Сигизмунд вскинул голову:

— Вельможный пан коронный не желает согласиться, чтобы Московия стала частью Речи Посполитой? Россия должна выполнять все, что ей велит круль Сигизмунд! Станиславу Жолкевскому еще не ведомо: попы и бояре московитов уже признали себя подданными нашей короны. Вот письмо архиепископа Арсения, в нем он величает круля Речи Посполитой наияснейшим великим государем от всего священного собора и бояр.

Жолкевский промолчал. Разве мало убеждал он короля, что Москва не примет Сигизмунда? Тому свидетельством московские послы. Митрополит Филарет и слышать о том не желает. Коронный не скрывал от Сигизмунда, что бояре и на Владислава согласились с трудом, сделав при этом многие оговорки. Но король упрям, и это дорого обходится Речи Посполитой. Поэтому Жолкевский и отверг королевское предложение… Сигизмунду не сидеть на московском престоле, и лучше иметь порубежную с Речью Посполитой державу, где сидит на царстве Владислав, нежели чувствовать, как под ногами горит земля. А это случится, если Сигизмунд не откажется от своих намерений…

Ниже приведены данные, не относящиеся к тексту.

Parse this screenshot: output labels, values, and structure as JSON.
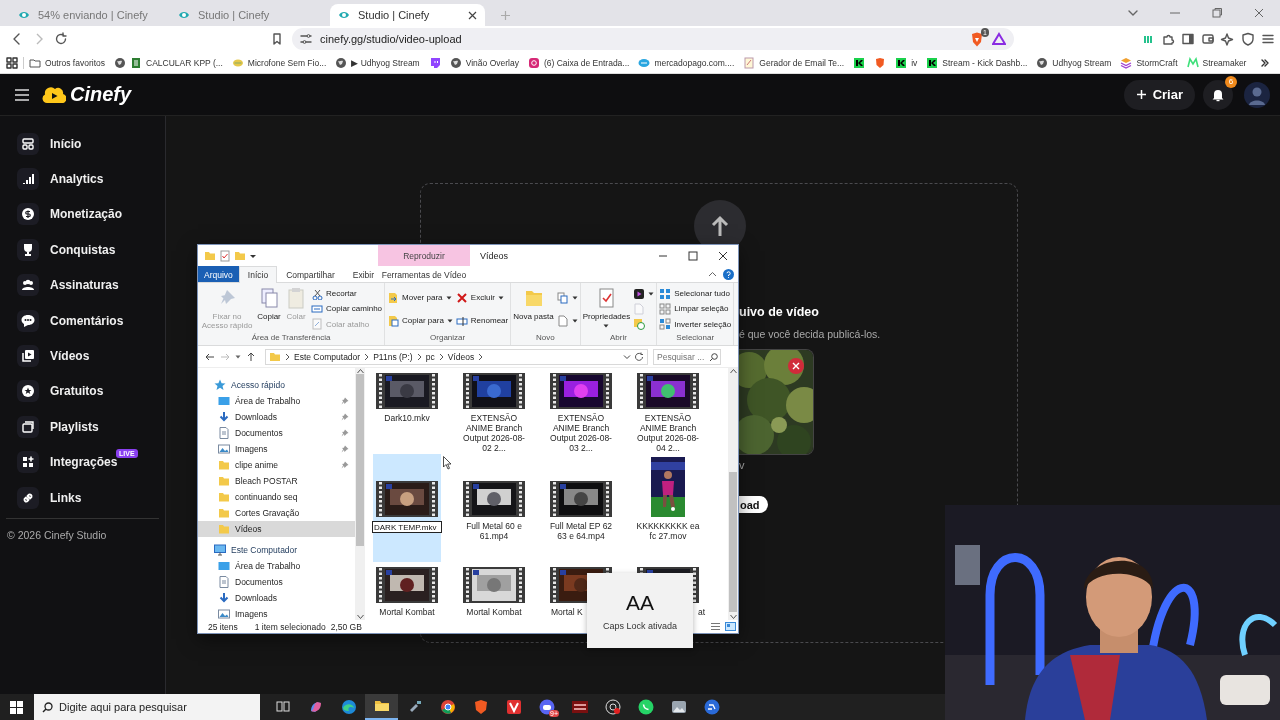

Именно об этом думал Станислав Жолкевский по пути от замка до имения. Коронный мысленно говорил об этом Сигизмунду, убеждал, что Москву можно взять, но покорить москалей и Русь невозможно. В этом король убедится, когда в Речь Посполитую, подобно побитым псам, приволокут свои хвосты Гонсевский и Ходкевич.

Но почему только эти гетманы? Разве сам Сигизмунд не испытал позора под Смоленском? Король безуспешно бился лбом о стены этого русского города и не взял бы его, не случись предательства.


За крепким караулом держат патриарха российского Гермогена.

Тесная, низкая келья с голыми стенами насквозь пропиталась гарью московского пожара. В келье холодно, и не топится печь с того дня, как Салтыков велел сломать ее.

В углу, под образами, тлеет тускло лампада, выхватывая глаза святых. Они строгие и проницательные. Святым известно, что творится в душе Гермогена. Мрачен лик патриарха. Бесчинствуют ляхи на Руси, разорили и сожгли Москву, латиняне глумятся над православной верой. Вот и с Гермогена сорвали патриаршие одежды, а гетман Гонсевский намерился возвести на престол опального Игнатия, какой помогал первому самозванцу, был пособником в бесовских гульбищах ляхов.

Поднял глаза Гермоген, встретился со взглядом Богородицы, и было в ее очах столько печали и надежды, что на сердце у патриарха сделалось тепло и покойно. Снова подумал: не напрасно страдает и никому никакими силами не сломить его к измене, подобно той, какую совершил проклятый грек, архиепископ Арсений, служивший при царских гробах в кремлевском Архангельском соборе. Позабыв стыд и обрекши на поругание свой сан, он пресмыкается перед панами, облыжно поносит Гермогена. Ко всему невесть откуда сыскался захудалый попик, настрочивший донос на патриарха. Попик называет грехи Гермогена, каких не ведал за собой патриарх, но какие, верно, водились за самим доносителем.

Настанет тот день, когда Православная Церковь и мир рассудят деяния Гермогена и каждому воздадут по заслугам. И сказал Господь: и аз воздам ему!

Накануне, перед тем как бояре-изменники впустили в Москву ляхов, в воскресный день Гермоген служил обедню в Благовещенском соборе. Торжественно и красиво выводил хор, а патриарх вдруг отчетливо услышал голос с небес: «Великие муки уготованы тебе, Гермоген. Терпи!»

Понял патриарх: это Дух Святой. Опустился на колени, воздал молитву чуду. Укрепил Святой Дух в нем тело и душу…

Никто не посещает патриарха, разве иногда заглянет Мстиславский, поплачется: дескать, по вине люда Москва сгорела и от неповиновения сколько народу погибло! Молил Гермогена, чтоб призвал московитов к смирению: дескать, нет власти не от Бога.

На что патриарх спросил насмешливо:

— Ты, князь Федор, посланием апостола Павла заговорил, новым Савонаролой мнишь себя, а так ли? Власть ныне на Москве не от Бога, а от дьявола, и вы, бояре, какие ляхов в первопрестольную впустили, сатане служите. Яз же не повинен и к смуте не подстрекал, видит Господь, народ за правду и веру восстал. А как вы, бояре, какие Владиславу присягнули, чем оправдываться станете? Подумай, князь Федор. Ты мыслишь, я страшусь патриаршего сана лишиться? Нет! Богу служить и в рубище достойно! Молитва в душе человека, а не в словах, она в сердце и поступках его! Вы латинянину присягнули, а там и к унии склонитесь, Жигмунда с вечера государем назовете, к утру окрайной Речи Посполитой пробудитесь…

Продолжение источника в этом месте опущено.